Disregarding the Youth
Disregarding the youth’s desire for freedom of expression, China opts to censor a burgeoning hip hop culture.
Censorship in China has continuously drawn attention from progressive Western media. The country has already been reprimandable for its restrictive internet usage seeped in censorship.
A few years ago the “Great Firewall” of China was implemented in order to block Facebook, Twitter, YouTube and various other social apps and websites.
It appears as though China’s government is ultimately terrified of its citizens developing true freedom of speech and creative expression. Exemplifying this, China’s new law enforcement has brought the government’s censorship legislation to the forefront of public criticism.
China’s State Administration of Press, Publication, Radio, Film and Television of the People’s Republic of China (SAPPRFT) has enforced a law stating that TV programmes should not ‘feature actors with tattoos, depict hip-hop culture, sub-cultures or decadent culture’.
The law suggests that the country should not provide platforms for people ‘whose heart and morality are not aligned with the party and whose morality is not noble’. The new legislation ultimately disregards public opinion - once again.
Hip-hop culture has become increasingly popular in China, so it is unsurprising that there has been an uproar regarding the new legislation. The censorship of hip-hop culture has already affected platforms for numerous artists, including the prominent rapper GAI from Hunan TV’s ‘Singer.’ Albeit the singer was popular, GAI was removed from China Hunan TV’s official YouTube Channel, with no official explanation given.
In a recent article on Reuters, Li Yijie, a patriotic rapper with government-backed band Tianfu Shibian, said that regulators weren’t blacklisting the genre as a whole, but that recent scandals meant “some institutions, firms, TV stations and the public had lost confidence in hip-hop.”
It’s evident that the media is working with the government in its intentions to display the genre in all it’s negative conventions, without providing a balanced argument to Chinese citizens.
Hip-hop has only recently become a thriving genre in China and its eastern-lifespan is appearing to be cut short.

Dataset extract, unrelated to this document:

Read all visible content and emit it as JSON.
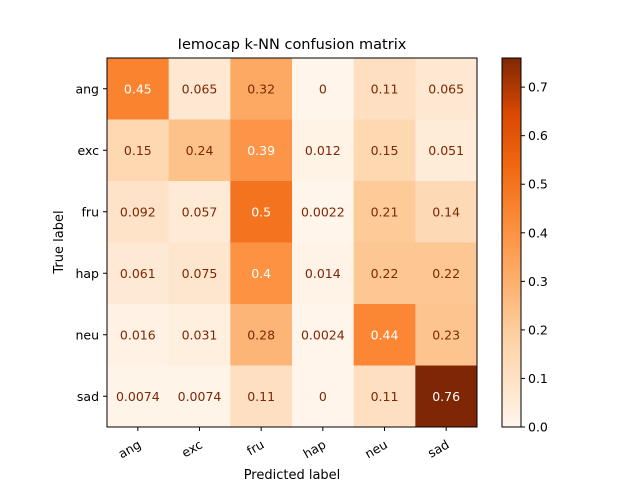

The Global times’ paper stated that Hip-Hop was a “tool for people to vent their anger, misery, complaints” and therefore did not suit China and “cannot thrive” here.
The fear that Hip-hop culture may influence the youth to adopt negative and disruptive behavioral characteristics, has led the party to make the abrupt decision. A recurring point comes to mind that always crops up when Hip-Hop is the subject matter: when will authority recognise that the genre is simply a product of the environment in which it is being written? Censorship is based on prohibiting products that are a threat to security, yet Hip-Hop is simply a reflection of its environment.
West Coast and East Coast rap is different; and even further from UK rap. In a similar manner, Chinese rappers, embedding their own culture in their lyricism, composing their own brand of Hip-Hop unique to their politically fraught situation. I truly believe this is simply another unprecedented attack on Hip-Hop without regard to its positive aspects and understanding its origins. Although the ban was controversial and shocking to some, it appears that many Chinese rappers were not surprised. Rappers such as Bohan Phonex have outlined that “It isn’t a huge deal.
It’s banned from national television but China is all mobile anyway, so I think hip-hop can thrive just as well without TV.”
It is well-recognised within the culture that Hip-Hop is generally globally opposed by authoritative bodies, and has been throughout the era’s.
However, with the youth in China clamouring for freedom of creative expression, I find it almost inevitable that the government will receive backlash for its censorship, as the ban of Hip-Hop is solely a way of preserving traditionalism without progression.
Beginning as an underground culture, Hip Hop’s DIY nature has continuously enabled it to thrive in to the mainstream. For this reason, it’s almost impossible to assume that China’s new TV legislation will prohibit the culture altogether.